Updated: Sep 17 2003, 05:30am hrs

I greatly liked Omkar Goswamis column Good cheer from the US (Sept 16). I agree with his assessment and, more importantly, his conclusion about appearing conciliatory while preserving a low profile on outsourcing. But we have to fight serious political mischief.
Prakash Hebalkar, on e-mail


Allies Against Terror

Please refer to the Monday Page interview with Israeli Prime Minister Ariel Sharons chief spokesman, Colonel Raanan Gissin (Sept 15). The interview is probably the first of its kind to appear in FE columns and is refreshing in its candour. The whole exercise has primarily to be viewed in the context of Indias need to become an active combatant in the global war against terror instead of restricting its focus to Kashmir and some other parts of the country. Whether trade has become globalised or not, terrorism has assumed a global form at a faster pace; one can expect a terrorist attack at any point in the globe and at anytime.

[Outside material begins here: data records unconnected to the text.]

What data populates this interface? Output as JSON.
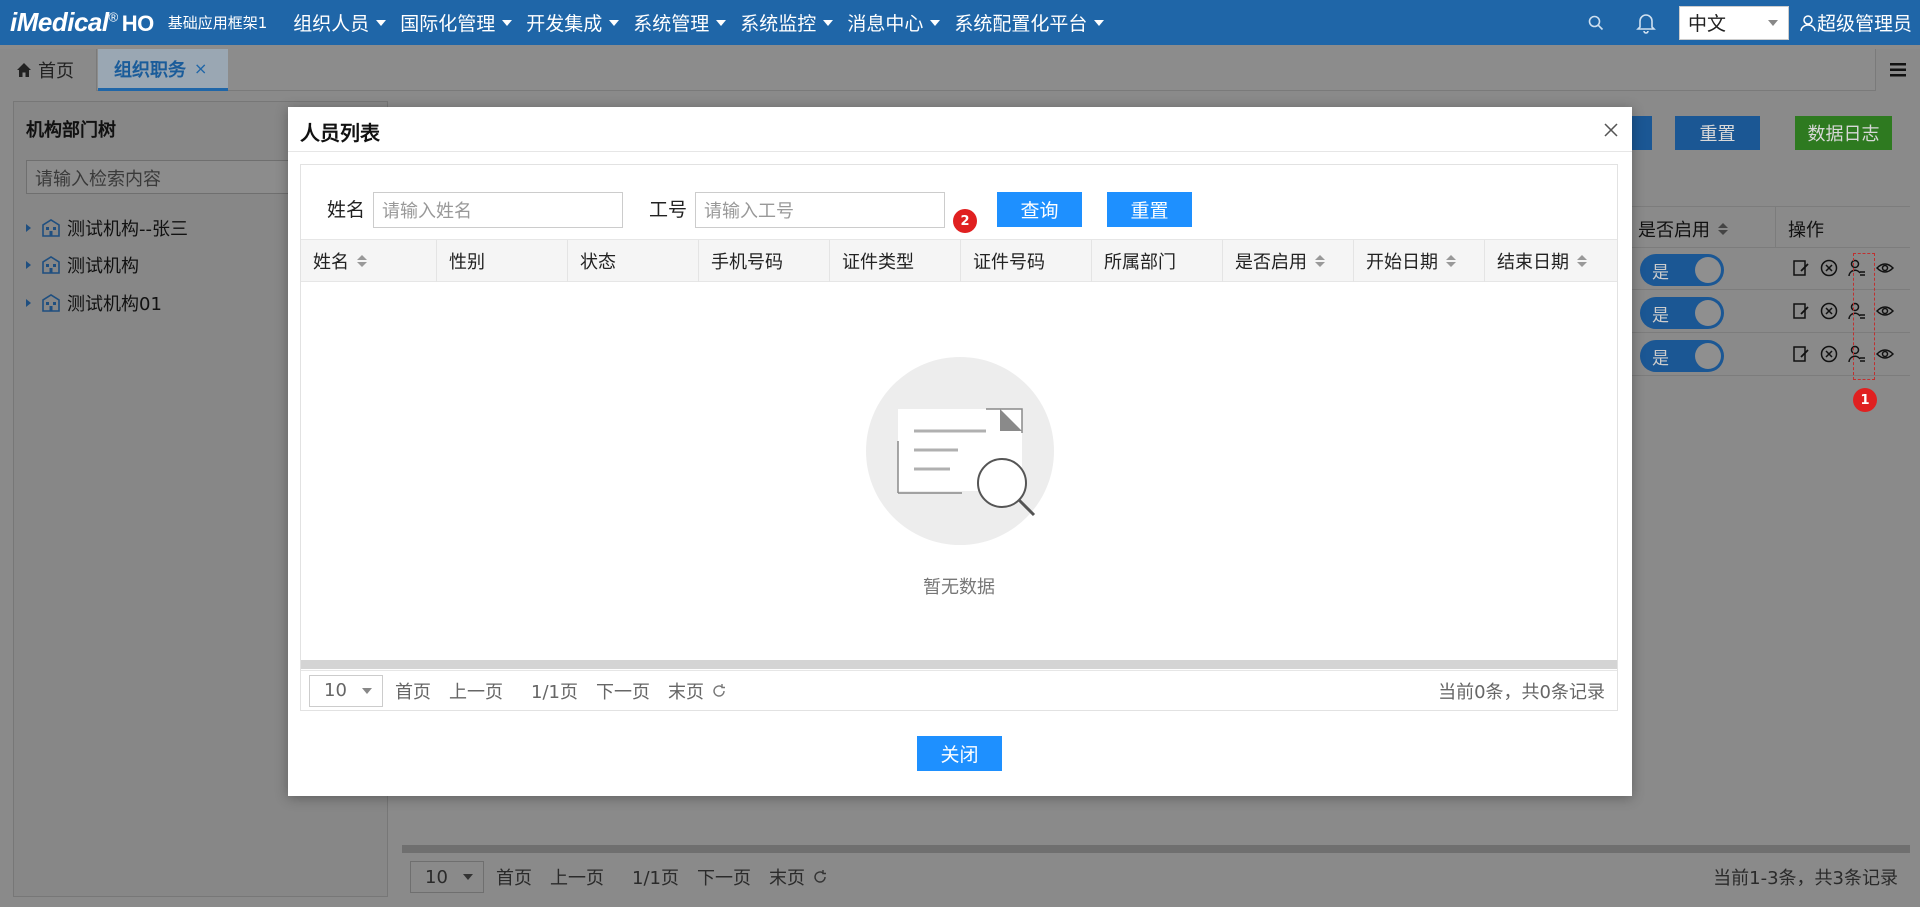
{
  "topbar": {
    "logo": "iMedical",
    "logo_reg": "®",
    "logo_suffix": "HO",
    "app_name": "基础应用框架1",
    "menu": [
      "组织人员",
      "国际化管理",
      "开发集成",
      "系统管理",
      "系统监控",
      "消息中心",
      "系统配置化平台"
    ],
    "language": "中文",
    "user": "超级管理员"
  },
  "tabs": {
    "home": "首页",
    "active": "组织职务",
    "close": "×"
  },
  "left_panel": {
    "title": "机构部门树",
    "search_placeholder": "请输入检索内容",
    "tree": [
      "测试机构--张三",
      "测试机构",
      "测试机构01"
    ]
  },
  "background": {
    "reset_button": "重置",
    "log_button": "数据日志",
    "columns": [
      "是否启用",
      "操作"
    ],
    "rows": [
      {
        "enabled": "是"
      },
      {
        "enabled": "是"
      },
      {
        "enabled": "是"
      }
    ],
    "pager": {
      "size": "10",
      "first": "首页",
      "prev": "上一页",
      "page": "1/1页",
      "next": "下一页",
      "last": "末页",
      "summary": "当前1-3条，共3条记录"
    }
  },
  "markers": {
    "m1": "1",
    "m2": "2"
  },
  "modal": {
    "title": "人员列表",
    "name_label": "姓名",
    "name_placeholder": "请输入姓名",
    "id_label": "工号",
    "id_placeholder": "请输入工号",
    "query_button": "查询",
    "reset_button": "重置",
    "columns": [
      "姓名",
      "性别",
      "状态",
      "手机号码",
      "证件类型",
      "证件号码",
      "所属部门",
      "是否启用",
      "开始日期",
      "结束日期"
    ],
    "empty_text": "暂无数据",
    "pager": {
      "size": "10",
      "first": "首页",
      "prev": "上一页",
      "page": "1/1页",
      "next": "下一页",
      "last": "末页",
      "summary": "当前0条，共0条记录"
    },
    "close_button": "关闭"
  },
  "colors": {
    "brand": "#1f66a8",
    "primary_button": "#1e90ff",
    "log_button": "#3a9a2a",
    "marker": "#e02020"
  }
}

Though there have been no terrorist attacks on US soil after September 11, 2001, largely because of the stern measures taken by the Bush government, terrorist networks worldwide are still intact. The war in Iraq has given them a rallying point besides other perpetual areas of conflict like Kashmir, Chechnya and Palestine. Technological gizmos and tools of globalisation such as cell and sat phones, e-mail and international banking services have been used against the very concept of globalisation.

Ironically, it seems that globalisation is carrying its own self-destruct mechanism. As implied by Colonel Gissin, it would be a wise course for India to join hands with Israel (and US) countries which have the same value systems like democracy, freedom of speech, independent judiciary etc in the fight against global terrorism.
Kangayam R Rangaswamy, Madison, USA


Investing In Kashmir

With reference to the lead article by Sanjaya Baru Turnaround time in J&K (September 12), the situation in Kashmir, particularly after the recent elections and the assumption of power by the new government, has proved to the world that the state is a sample of the success of Indian democracy. The Kashmiri people, in general, are desperately seeking normalcy and the restoration of peace for the development of tourism through investment in infrastructure development.

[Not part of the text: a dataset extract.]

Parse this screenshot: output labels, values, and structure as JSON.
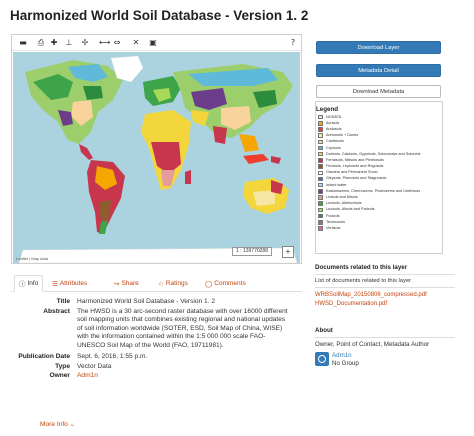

A ray of hope lies in the optimistic outlook of Kashmiris who want prosperity linked with the Indian sub-continent. Hence, the government of India and the Indian people must invest along with Muftis government in power, in handicrafts, in the carpet industry and other infrastructure in J&K to provide ample opportunities of employment for the youth on the one hand, and to give a severe blow to the separatist movement, on the other.